Failed Republican Arizona attorney general candidate still thinks he can win
By Howard Fischer
Capitol Media Services
PHOENIX -- Unsuccessful so far in his bid to overturn his loss in the race for attorney general, Abe Hamadeh has opened up a new legal front -- with some new legal theories.
And what he wants is a judge to order that the race he lost to Democrat Kris Mayes be re-run in Maricopa County.
All this is based on Hamadeh's contention that Maricopa County officials botched how they handled Election Day procedures.
Attorney Ryan Heath said problems with printers and tabulators at vote centers resulted in long lines. And he claims that as many as 20% of potential voters were unable to cast their ballots, though he provides no basis for that estimate other than a handful of affidavits from people who say they eventually walked away.
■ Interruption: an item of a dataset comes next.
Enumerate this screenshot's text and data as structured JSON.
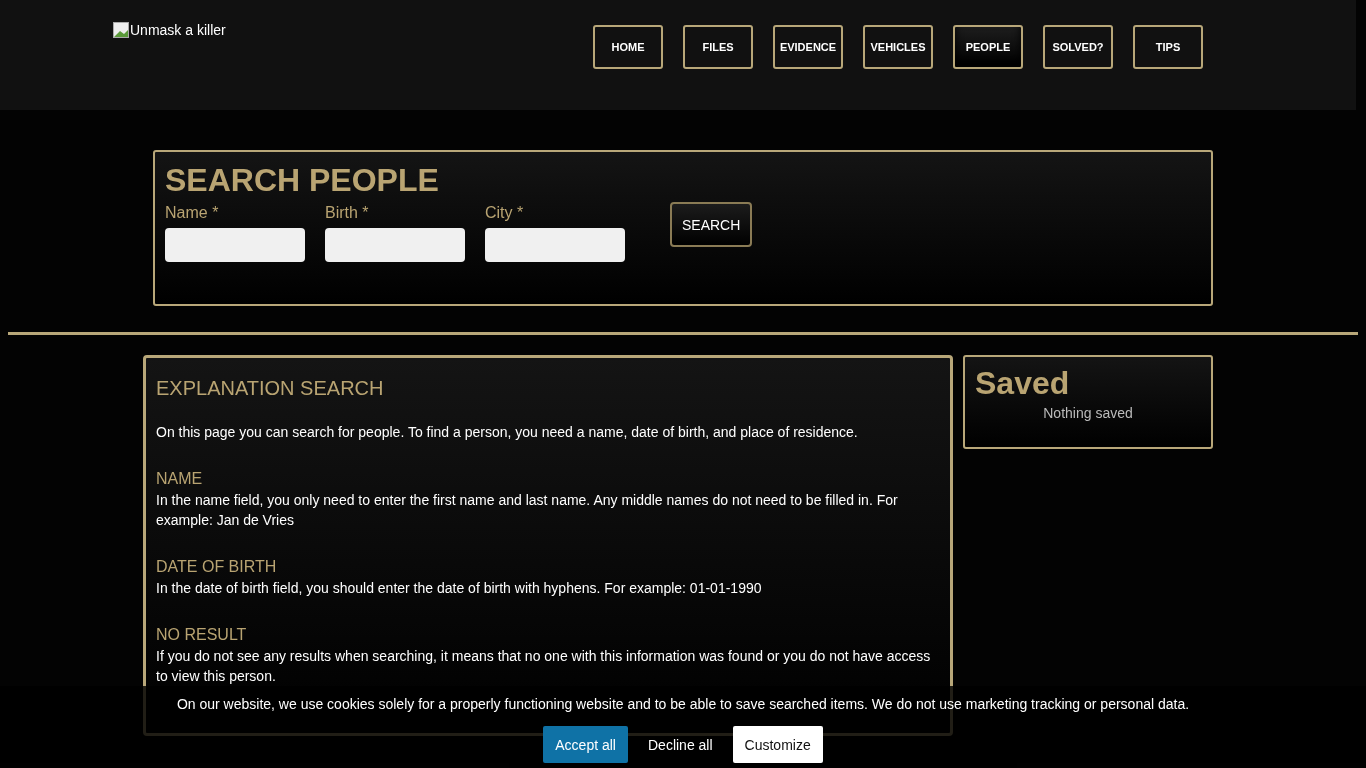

The only way to resolve all that, Heath says, is to have a re-do of the race -- this time following what he said are laws and procedures that would have prevented the problems at polling places.
"If the voters desire to have Kris Mayes represent Arizona as the attorney general, then a re-vote in Maricopa County will not change that result,'' he told Maricopa County Superior Court Judge Melissa Julian. "Yet if the will of the voters was thwarted by Maricopa County's well-publicized failures on Election Day, then that also will be clear with the issuance of the writ requested.''
The new lawsuit comes even as Hamadeh is waging a parallel challenge to his loss, asking the state Court of Appeals to order Mohave County Superior Court Judge Lee Jantzen to grant him a new trial in his unsuccessful effort to overturn the election results.
Hamadeh contends Jantzen acted improperly at the first trial by limiting the amount of time the 2022 Republican candidate's attorneys had to find evidence they contend will show that some people legally entitled to vote did not have their ballots counted.
But in a new filing this week, Alexis Danneman who represents Mayes, told the appellate judges there is no basis for giving Hamadeh a new trial -- and more time to unearth evidence that would support his theory that he actually outpolled Mayes despite the official results showing her defeating him by 280 votes.
"Contestants offer only speculation that this evidence was likely to change the results at trial,'' Danneman said. And she is asking the appellate court to not only dismiss the case but also force Hamadeh to pay Mayes' legal fees and costs.
The new case filed by Heath on Hamadeh's behalf tries a different tactic.
It is no secret there were problems at polling places.
Much of this relates to the fact that Maricopa County uses voting centers. That allows people to go to any location to cast a ballot rather than a local precinct.
But that in turn requires the ability to have a ballot specific to that voter printed out on location, containing only those races for which the person is entitled to vote.
Most notably, on-site tabulators at multiple voting centers were rejecting many of what was being produced by certain ballot-on-demand printers made by Okidata. Among reasons cited were everything from faint-ink issues to a "fit to page'' setting that resulted in a ballot where the markings did not align, resulting in tabulators rejecting them.
Heath acknowledges that voters who couldn't get their ballots immediately tallied had the option to instead put them in a sealed drawer to be counted later at county election offices. But he said that still resulted in "exceptionally long lines'' -- perhaps of multiple hours -- which, in turn caused some people to simply decide to leave instead.
"It cannot reasonably be disputed that long lines on Election Day resulted in depressed voter turnout in Maricopa County,'' Heath told Julian.
What makes that critical is that Democrats tended to vote more heavily using early ballots. In Maricopa County early voters were 84% of the total turnout of more than 1.56 million votes cast.
Another 248,070 votes were cast in the county on Election Day.
But Republicans have shown more of a propensity to wait until Election Day. And that, said Heath, means that the people turned away were more likely to be Republicans -- and more likely to have voted for Hamadeh than Mayes.
In fact, Hamadeh outpolled Mayes in Election Day statewide by a margin of better than 2-1. But she fared better among those who voted early.
"The long lines had a disproportionate impact on Election Day results and plausibly changed the outcome of the election causing plaintiff Hamadeh his race,'' Heath said.
He has another legal theory.
Heath pointed out that Yavapai County Superior Court Judge John Napper has issued a preliminary ruling that the signatures on early ballot envelopes must be compared to each person's voter registration record. By contrast, election officials in many counties, including Maricopa and Pima counties, also will compare other signatures they have on file from voters.
And Heath is saying that if that reasoning is applied retroactively -- something Napper has not ordered -- then Maricopa County will be required to re-examine the more than 1.3 million ballot signatures against the correct registration record "or there will have to be a re-vote or other remedy.''
A spokesman for the county supervisors, who are in charge of handling Election Day voting, said they do not comment on ongoing litigation.